Moins de deux mois après avoir subi un important revers lors des élections dans la province de Buenos Aires, Milei a remporté une nette victoire hier à l’échelle nationale ainsi que dans la région de la capitale du pays.

  • La Libertad Avanza, qui avait recueilli moins de 34 % des voix il y a un mois, a terminé en première position dans la région de Buenos Aires avec 41,5 % des suffrages.
  • Le parti du président argentin termine ainsi avec un score proche de celui obtenu par Mauricio Macri lors des élections de mi-mandat de 2017.
  • La formation péroniste Fuerza Patria recule quant à elle de plus de 6 points par rapport à septembre.

Les scandales de corruption, la récession, les attaques virulentes contre ses adversaires politiques, les coupes brutales dans les retraites et les programmes dédiés aux handicapés, la démission d’un député pour ses liens avec le trafic de drogue… n’ont pas conduit à une punition dans les urnes de Milei par les électeurs.

La baisse de l’inflation et la crainte du kirchnérisme ont certainement joué un rôle central dans ce « soutien silencieux » dont a bénéficié le président — qu’aucun sondage n’avait réussi à prédire ces dernières semaines.

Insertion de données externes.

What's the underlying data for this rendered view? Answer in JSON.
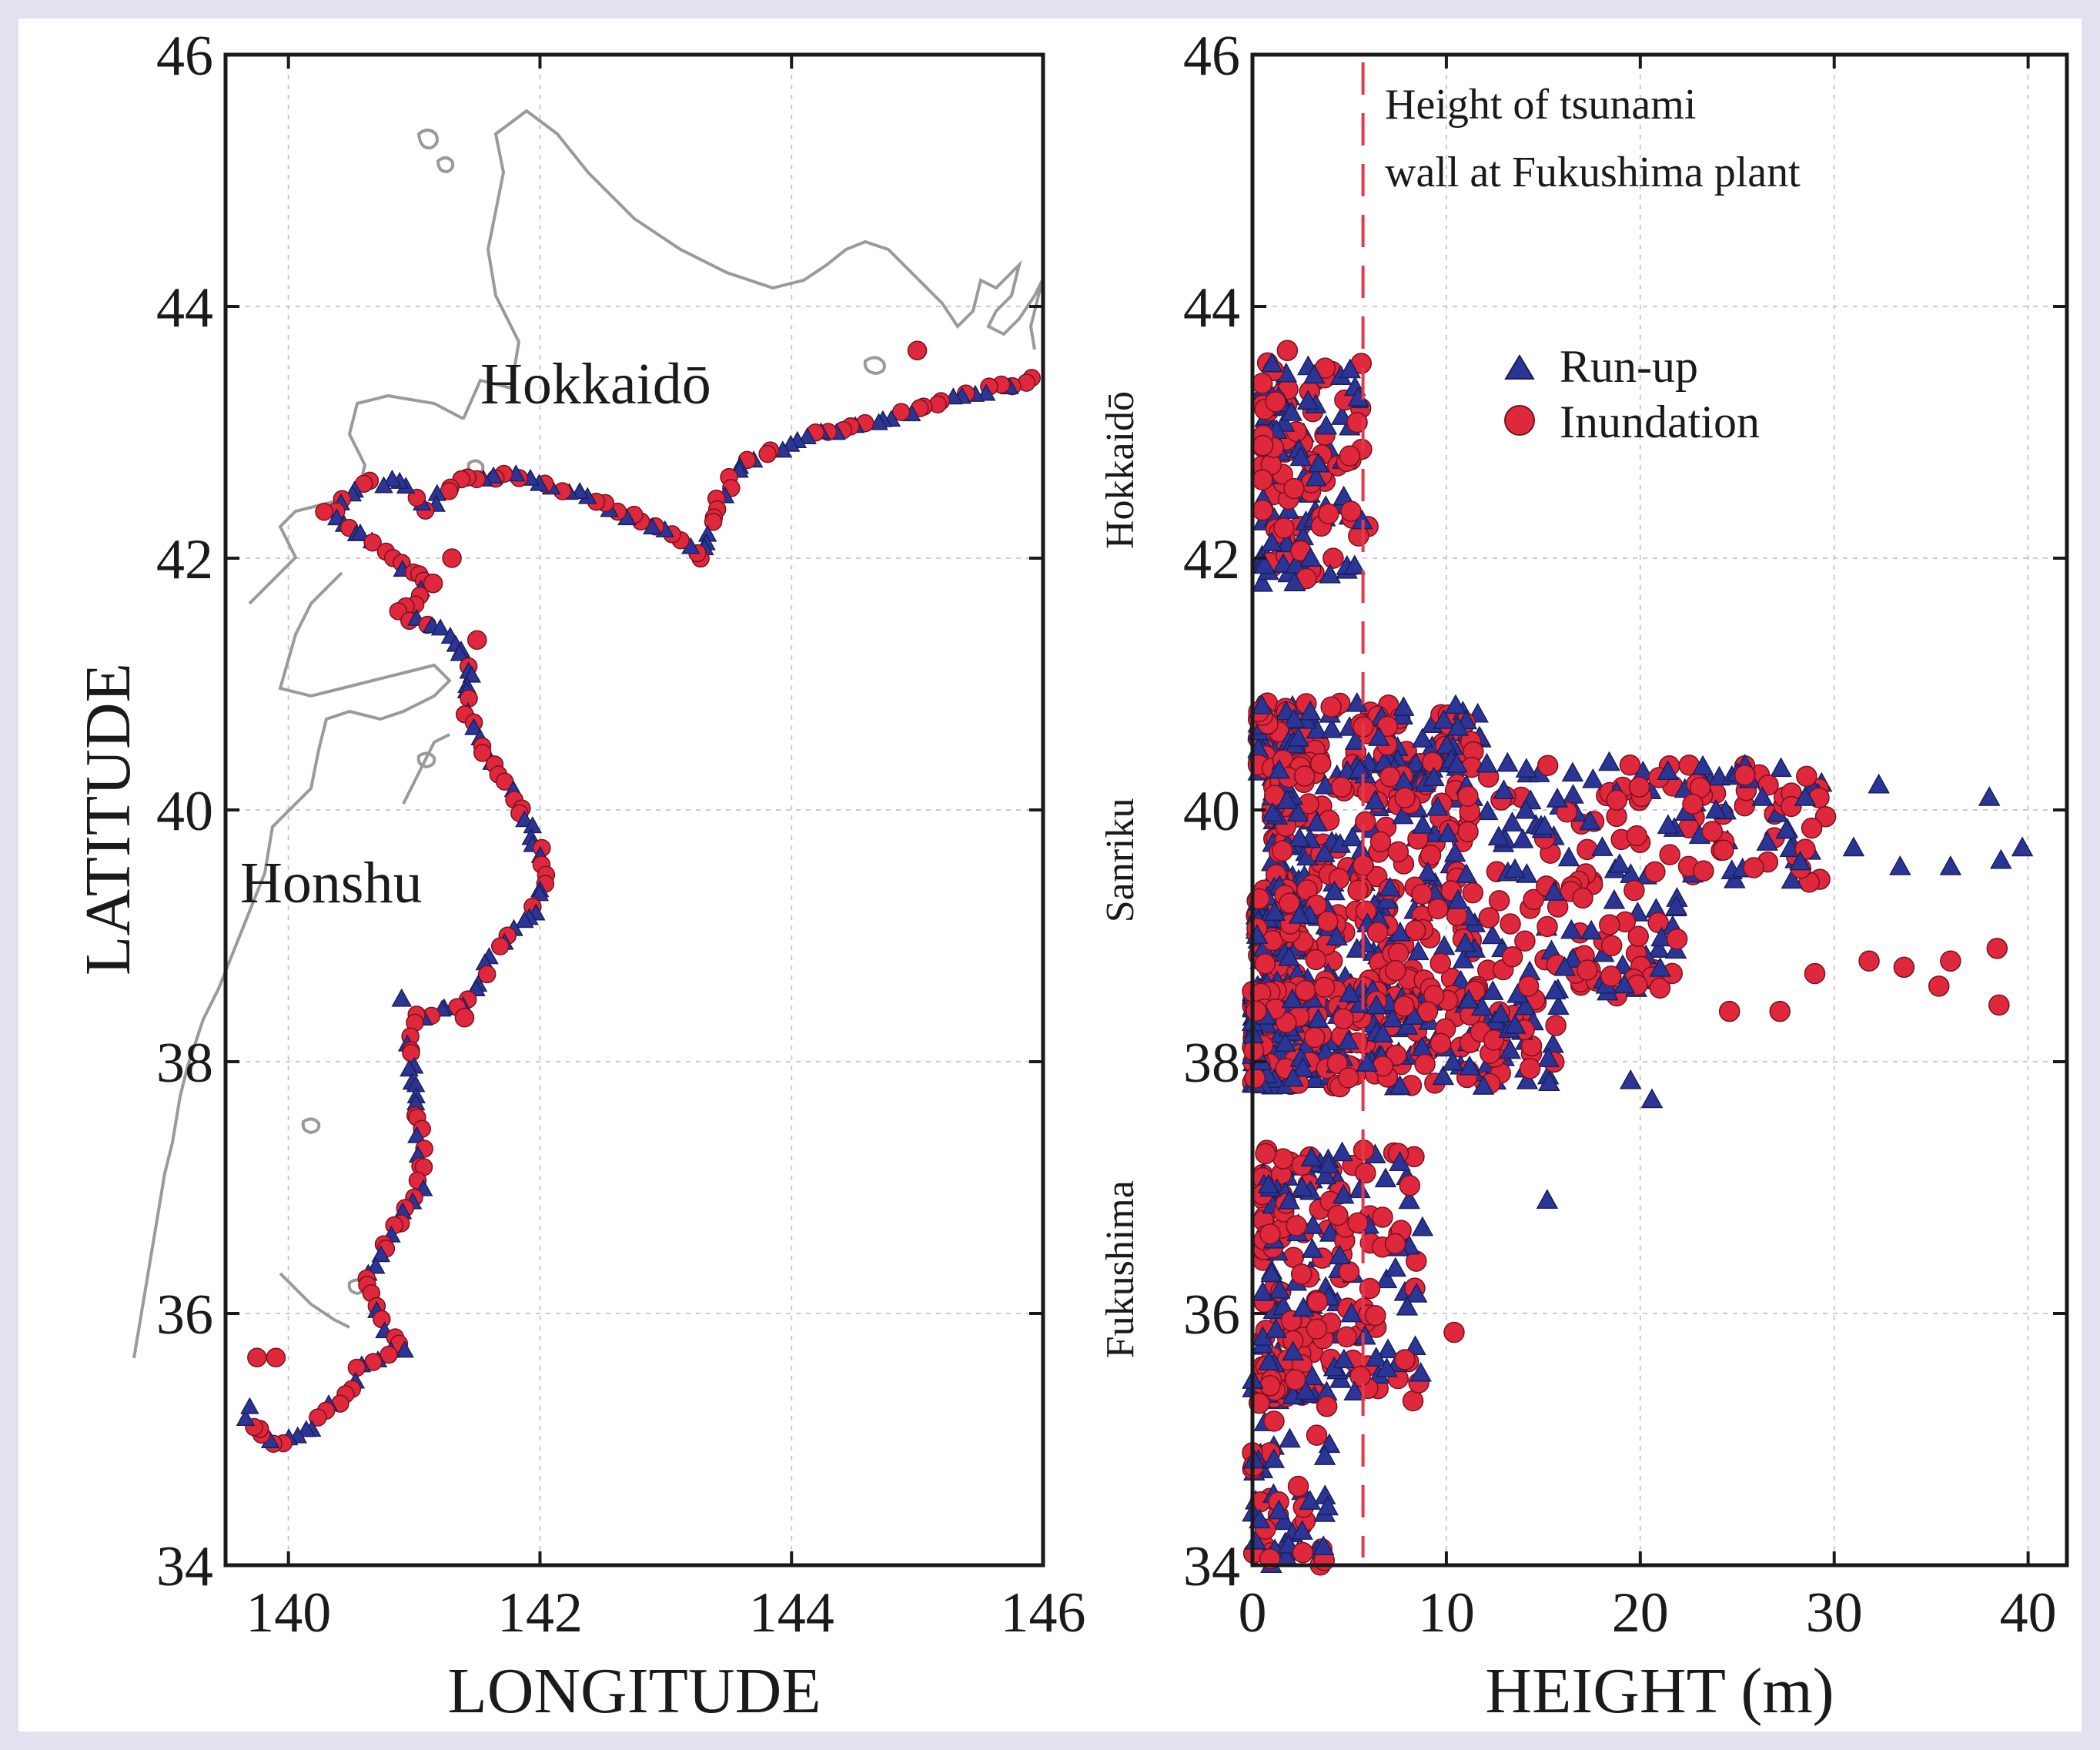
{
  "colors": {
    "runup": "#2b3595",
    "inundation": "#e0283c",
    "coast": "#9a9a9a",
    "wall": "#e23a4a",
    "background": "#e4e0f0"
  },
  "chart_data": [
    {
      "type": "scatter",
      "title": "",
      "xlabel": "LONGITUDE",
      "ylabel": "LATITUDE",
      "xlim": [
        139.5,
        146
      ],
      "ylim": [
        34,
        46
      ],
      "xticks": [
        "140",
        "142",
        "144",
        "146"
      ],
      "yticks": [
        "34",
        "36",
        "38",
        "40",
        "42",
        "44",
        "46"
      ],
      "grid": true,
      "annotations": {
        "hokkaido": "Hokkaidō",
        "honshu": "Honshu"
      },
      "coast_track": [
        [
          145.9,
          43.42
        ],
        [
          145.4,
          43.3
        ],
        [
          145.0,
          43.18
        ],
        [
          144.6,
          43.05
        ],
        [
          144.1,
          42.97
        ],
        [
          143.6,
          42.75
        ],
        [
          143.4,
          42.4
        ],
        [
          143.3,
          42.0
        ],
        [
          143.0,
          42.2
        ],
        [
          142.7,
          42.35
        ],
        [
          142.3,
          42.5
        ],
        [
          141.9,
          42.62
        ],
        [
          141.6,
          42.67
        ],
        [
          141.3,
          42.58
        ],
        [
          141.1,
          42.4
        ],
        [
          140.9,
          42.6
        ],
        [
          140.6,
          42.6
        ],
        [
          140.3,
          42.35
        ],
        [
          140.7,
          42.1
        ],
        [
          141.1,
          41.8
        ],
        [
          140.9,
          41.55
        ],
        [
          141.3,
          41.4
        ],
        [
          141.45,
          41.1
        ],
        [
          141.4,
          40.8
        ],
        [
          141.6,
          40.4
        ],
        [
          141.8,
          40.1
        ],
        [
          141.95,
          39.8
        ],
        [
          142.05,
          39.5
        ],
        [
          141.95,
          39.2
        ],
        [
          141.7,
          38.95
        ],
        [
          141.55,
          38.7
        ],
        [
          141.4,
          38.45
        ],
        [
          141.0,
          38.35
        ],
        [
          140.95,
          38.1
        ],
        [
          141.0,
          37.8
        ],
        [
          141.05,
          37.4
        ],
        [
          141.05,
          37.0
        ],
        [
          140.9,
          36.8
        ],
        [
          140.75,
          36.5
        ],
        [
          140.6,
          36.2
        ],
        [
          140.75,
          35.95
        ],
        [
          140.9,
          35.7
        ],
        [
          140.6,
          35.6
        ],
        [
          140.4,
          35.3
        ],
        [
          140.2,
          35.1
        ],
        [
          139.9,
          34.95
        ],
        [
          139.7,
          35.1
        ],
        [
          139.65,
          35.3
        ]
      ],
      "scatter_points": [
        [
          145.0,
          43.65,
          "inundation"
        ],
        [
          139.9,
          35.65,
          "inundation"
        ],
        [
          139.75,
          35.65,
          "inundation"
        ],
        [
          141.3,
          42.0,
          "inundation"
        ],
        [
          141.15,
          41.8,
          "inundation"
        ],
        [
          141.5,
          41.35,
          "inundation"
        ],
        [
          140.9,
          38.5,
          "runup"
        ],
        [
          141.4,
          38.35,
          "inundation"
        ]
      ]
    },
    {
      "type": "scatter",
      "title": "",
      "xlabel": "HEIGHT (m)",
      "ylabel": "",
      "xlim": [
        0,
        42
      ],
      "ylim": [
        34,
        46
      ],
      "xticks": [
        "0",
        "10",
        "20",
        "30",
        "40"
      ],
      "yticks": [
        "34",
        "36",
        "38",
        "40",
        "42",
        "44",
        "46"
      ],
      "grid": true,
      "series": [
        {
          "name": "Run-up",
          "marker": "triangle",
          "color_key": "runup"
        },
        {
          "name": "Inundation",
          "marker": "circle",
          "color_key": "inundation"
        }
      ],
      "reference_line": {
        "x": 5.7,
        "label_line1": "Height of tsunami",
        "label_line2": "wall at Fukushima plant"
      },
      "regions": [
        {
          "label": "Hokkaidō",
          "lat_center": 42.7
        },
        {
          "label": "Sanriku",
          "lat_center": 39.6
        },
        {
          "label": "Fukushima",
          "lat_center": 36.35
        }
      ],
      "clusters": [
        {
          "lat": [
            41.8,
            43.6
          ],
          "h": [
            0.5,
            6.0
          ],
          "n": 160
        },
        {
          "lat": [
            40.3,
            40.85
          ],
          "h": [
            0.3,
            12.0
          ],
          "n": 160
        },
        {
          "lat": [
            39.4,
            40.4
          ],
          "h": [
            1.0,
            30.0
          ],
          "n": 340
        },
        {
          "lat": [
            38.5,
            39.4
          ],
          "h": [
            0.2,
            22.0
          ],
          "n": 300
        },
        {
          "lat": [
            37.8,
            38.6
          ],
          "h": [
            0.0,
            16.0
          ],
          "n": 340
        },
        {
          "lat": [
            35.3,
            37.3
          ],
          "h": [
            0.5,
            9.0
          ],
          "n": 240
        },
        {
          "lat": [
            34.0,
            35.5
          ],
          "h": [
            0.0,
            4.0
          ],
          "n": 70
        }
      ],
      "notable_points": [
        [
          32.3,
          40.2,
          "runup"
        ],
        [
          38.0,
          40.1,
          "runup"
        ],
        [
          39.7,
          39.7,
          "runup"
        ],
        [
          38.6,
          39.6,
          "runup"
        ],
        [
          36.0,
          39.55,
          "runup"
        ],
        [
          33.4,
          39.55,
          "runup"
        ],
        [
          31.0,
          39.7,
          "runup"
        ],
        [
          28.5,
          40.1,
          "runup"
        ],
        [
          26.3,
          40.1,
          "runup"
        ],
        [
          38.4,
          38.9,
          "inundation"
        ],
        [
          38.5,
          38.45,
          "inundation"
        ],
        [
          35.4,
          38.6,
          "inundation"
        ],
        [
          36.0,
          38.8,
          "inundation"
        ],
        [
          33.6,
          38.75,
          "inundation"
        ],
        [
          31.8,
          38.8,
          "inundation"
        ],
        [
          29.0,
          38.7,
          "inundation"
        ],
        [
          27.2,
          38.4,
          "inundation"
        ],
        [
          24.6,
          38.4,
          "inundation"
        ],
        [
          15.2,
          36.9,
          "runup"
        ],
        [
          10.4,
          35.85,
          "inundation"
        ],
        [
          7.6,
          37.2,
          "runup"
        ],
        [
          20.6,
          37.7,
          "runup"
        ],
        [
          19.5,
          37.85,
          "runup"
        ],
        [
          0.9,
          34.05,
          "inundation"
        ],
        [
          2.6,
          34.1,
          "inundation"
        ],
        [
          3.0,
          42.0,
          "runup"
        ],
        [
          3.4,
          42.75,
          "runup"
        ],
        [
          1.8,
          43.65,
          "inundation"
        ]
      ]
    }
  ],
  "legend": {
    "runup_label": "Run-up",
    "inundation_label": "Inundation"
  }
}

  • L’inflation, qui est passée de près de 300 % en avril 2024 à 32 % en septembre, semble avoir pesé plus lourd pour cette partie de l’électorat que la situation macro-économique.
  • La politique de Milei a pourtant entraîné une perte de pouvoir d’achat pour une part importante de la population, tandis que les salaires (ajustés en fonction de l’inflation) demeurent inférieurs d’environ 8 % à leur niveau du début de l’année 2023. 
  • Le souvenir de la gouvernance d’Alberto Fernández et la possibilité d’une montée en puissance de cette force politique ont quant à eux réveillé les sentiments d’un électorat qui préfère souffrir du présent plutôt que de revenir au passé.

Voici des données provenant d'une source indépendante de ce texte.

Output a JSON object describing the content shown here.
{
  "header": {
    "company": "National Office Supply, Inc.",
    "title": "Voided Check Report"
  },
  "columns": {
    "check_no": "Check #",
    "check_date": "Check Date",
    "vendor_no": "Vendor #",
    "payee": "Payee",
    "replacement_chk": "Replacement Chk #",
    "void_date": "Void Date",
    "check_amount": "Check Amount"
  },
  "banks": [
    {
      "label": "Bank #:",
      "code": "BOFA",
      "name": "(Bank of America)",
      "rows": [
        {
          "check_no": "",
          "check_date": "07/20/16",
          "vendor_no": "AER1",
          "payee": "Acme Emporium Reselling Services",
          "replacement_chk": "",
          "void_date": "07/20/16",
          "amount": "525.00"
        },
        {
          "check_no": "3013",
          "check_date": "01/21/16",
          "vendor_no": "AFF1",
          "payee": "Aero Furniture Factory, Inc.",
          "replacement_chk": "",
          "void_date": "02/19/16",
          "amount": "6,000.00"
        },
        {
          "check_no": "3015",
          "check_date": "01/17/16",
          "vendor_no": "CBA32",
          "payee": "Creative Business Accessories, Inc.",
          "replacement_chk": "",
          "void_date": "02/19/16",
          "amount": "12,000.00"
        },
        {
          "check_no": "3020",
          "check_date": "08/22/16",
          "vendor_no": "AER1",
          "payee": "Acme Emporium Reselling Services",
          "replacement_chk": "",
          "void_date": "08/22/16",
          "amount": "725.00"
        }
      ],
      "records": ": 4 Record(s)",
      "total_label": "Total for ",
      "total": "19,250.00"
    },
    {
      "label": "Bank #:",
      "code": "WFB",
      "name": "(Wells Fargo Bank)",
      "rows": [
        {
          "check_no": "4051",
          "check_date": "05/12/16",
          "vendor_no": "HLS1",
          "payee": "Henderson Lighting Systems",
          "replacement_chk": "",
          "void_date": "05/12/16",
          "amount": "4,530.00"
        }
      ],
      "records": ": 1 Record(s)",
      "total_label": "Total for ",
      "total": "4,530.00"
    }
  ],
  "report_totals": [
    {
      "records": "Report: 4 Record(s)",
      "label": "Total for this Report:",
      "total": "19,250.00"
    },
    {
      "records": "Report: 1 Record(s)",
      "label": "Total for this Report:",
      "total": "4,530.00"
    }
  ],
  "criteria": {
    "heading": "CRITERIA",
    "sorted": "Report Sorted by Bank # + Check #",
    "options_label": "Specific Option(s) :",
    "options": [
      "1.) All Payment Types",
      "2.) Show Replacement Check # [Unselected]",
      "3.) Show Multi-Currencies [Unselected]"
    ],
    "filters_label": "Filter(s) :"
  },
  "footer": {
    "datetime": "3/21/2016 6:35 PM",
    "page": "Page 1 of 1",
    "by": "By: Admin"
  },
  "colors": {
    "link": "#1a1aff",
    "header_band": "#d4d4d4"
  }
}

Le taux de participation a atteint son niveau le plus faible depuis le retour de la démocratie en 1983 avec moins de 68 % — soit 10 points de moins qu’en 2023. En d’autres termes, 12 millions de personnes disposant du droit de vote ont décidé de ne pas se rendre aux urnes.

  • « La liberté avance ou l’Argentine recule » était le slogan conçu par le parti au pouvoir pour s’opposer au kirchnérisme et mobiliser cette large base qui ne souhaite pas le retour de ceux qui ont gouverné le pays pendant 16 des 22 dernières années.
  • De son côté, le nouveau mouvement politique Provincias Unidas, qui tentait de trouver un équilibre entre la critique du gouvernement et le soutien à une partie de son plan économique, a recueilli moins de 5 % des voix.
  • Seul le gouverneur de Corrientes a remporté une victoire dans sa province, les autres ayant essuyé de sévères défaites qui leur enlèvent leur pouvoir de négociation avec l’exécutif, Pullaro et Schiaretti étant les plus pénalisés.

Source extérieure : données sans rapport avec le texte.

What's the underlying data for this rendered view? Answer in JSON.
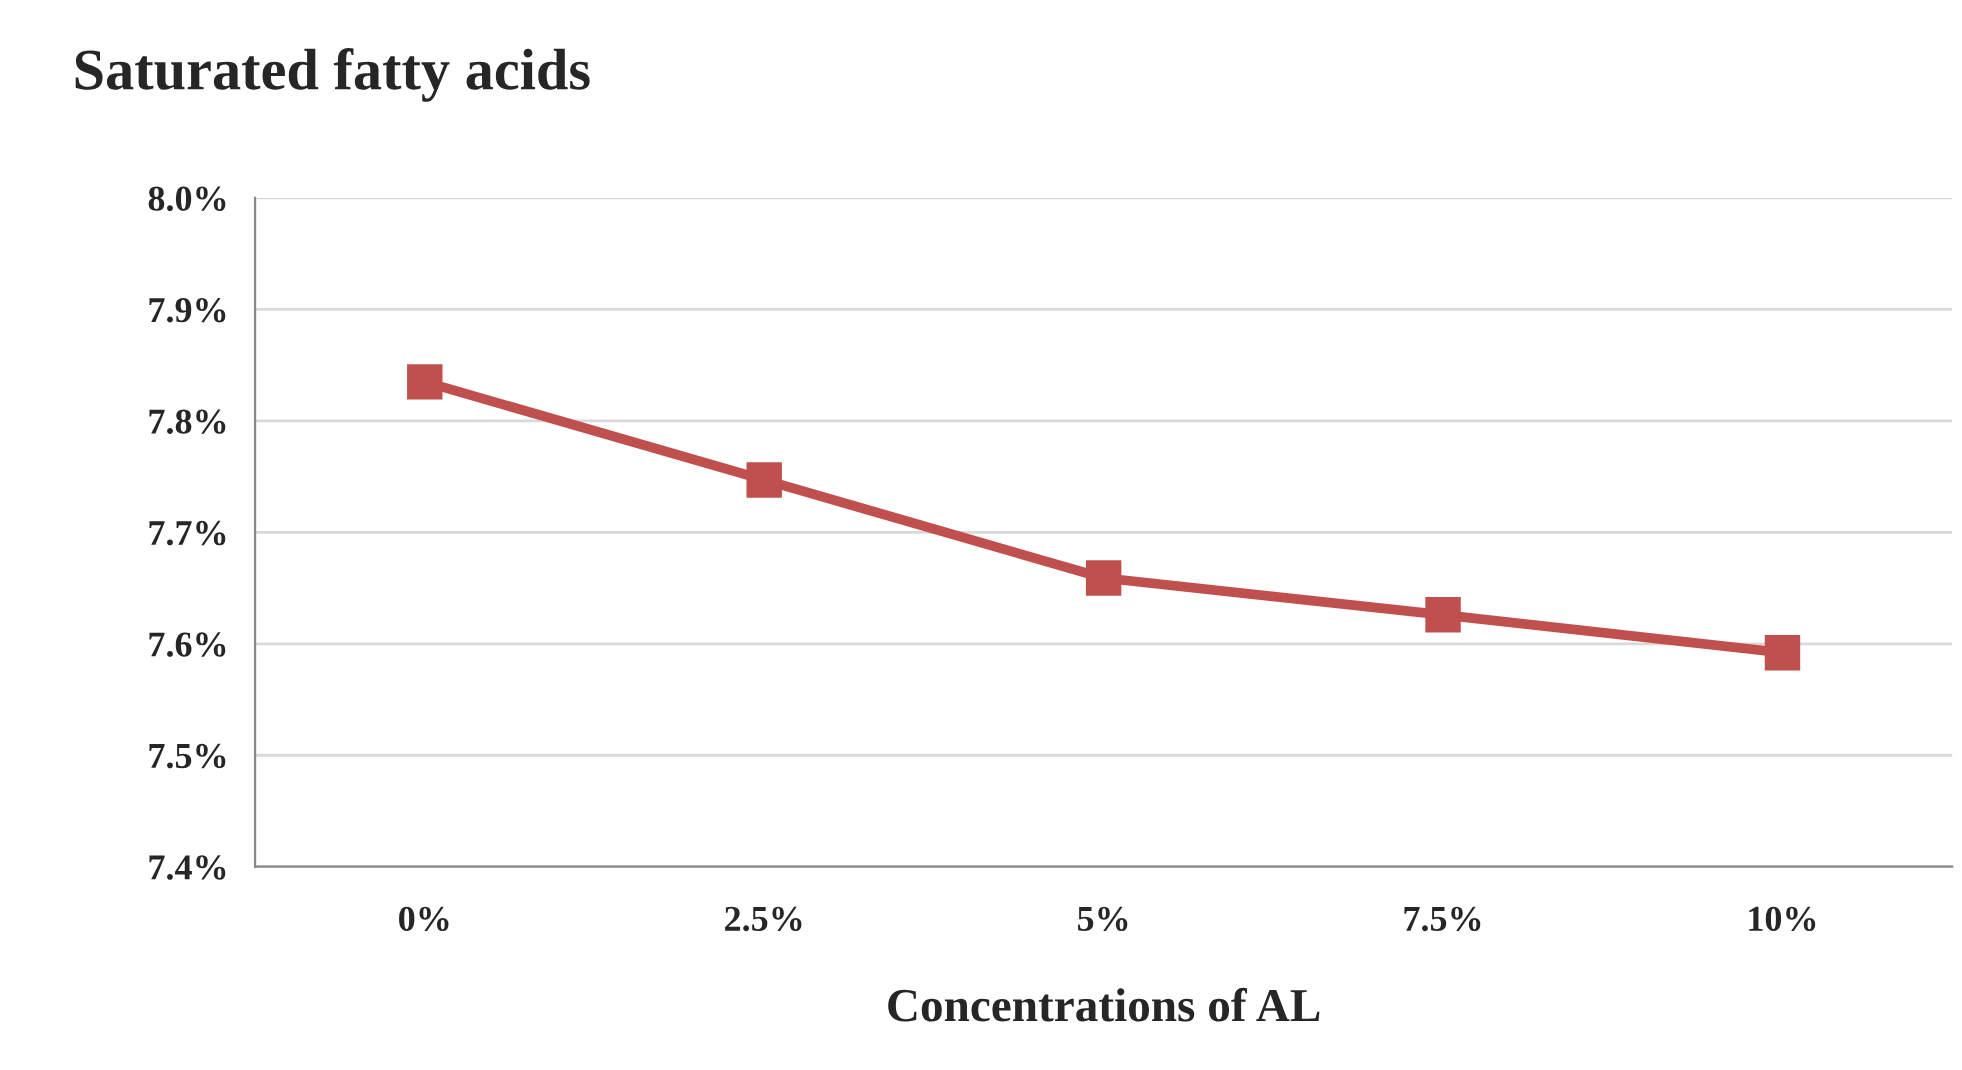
{
  "chart_data": {
    "type": "line",
    "title": "Saturated fatty acids",
    "xlabel": "Concentrations of AL",
    "categories": [
      "0%",
      "2.5%",
      "5%",
      "7.5%",
      "10%"
    ],
    "series": [
      {
        "color": "#c0504d",
        "values": [
          7.835,
          7.747,
          7.659,
          7.626,
          7.592
        ]
      }
    ],
    "ylim": [
      7.4,
      8.0
    ],
    "yticks": [
      {
        "value": 7.4,
        "label": "7.4%"
      },
      {
        "value": 7.5,
        "label": "7.5%"
      },
      {
        "value": 7.6,
        "label": "7.6%"
      },
      {
        "value": 7.7,
        "label": "7.7%"
      },
      {
        "value": 7.8,
        "label": "7.8%"
      },
      {
        "value": 7.9,
        "label": "7.9%"
      },
      {
        "value": 8.0,
        "label": "8.0%"
      }
    ],
    "grid": "y",
    "marker": "square",
    "line_style": "solid",
    "legend": false
  }
}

L’horizon s’annonce beaucoup plus favorable pour le gouvernement lorsqu’il s’agira de négocier des lois et de s’opposer à des initiatives parlementaires, avec près de 110 sièges sur 257 à la Chambre en comptant son allié Propuesta Republicana (PRO). Ce nombre permettra notamment à Milei d’esquiver toute tentative de destitution.

  • Le gouvernement devrait ratifier le système de bandes flottantes du dollar, et l’aide économique du Trésor américain devrait garantir la stabilité monétaire et une certaine paix sociale.
  • En échange, l’exécutif devra engager des réformes profondes dans trois domaines sensibles : le système de retraite, le travail et la fiscalité.
  • Il disposera désormais du soutien législatif nécessaire pour le faire.

Ces élections signalent une défaite cinglante pour le péronisme, qui obtient un score inférieur à son niveau historique : environ 30 % et 7 millions de voix. Vont maintenant suivre les primaires, les règlements de comptes et les remaniements.

  • Le défi qui les attend est énorme : construire une alternative politique qui ne soit pas seulement défensive (freiner Milei), mais qui parvienne à représenter un public plus large.
  • L’expérience ratée du Frente de Todos, qui a ouvert la porte à Milei, est encore trop récente. Cette opposition doit renouveler non seulement les idées, mais aussi les dirigeants afin d’offrir une perspective d’avenir.
  • Ils ont un atout non négligeable : c’est le seul espace politique vivant, décimé mais actif, capable de gouverner et qui dispose d’un réseau territorial qui peut constituer une alternative au pouvoir.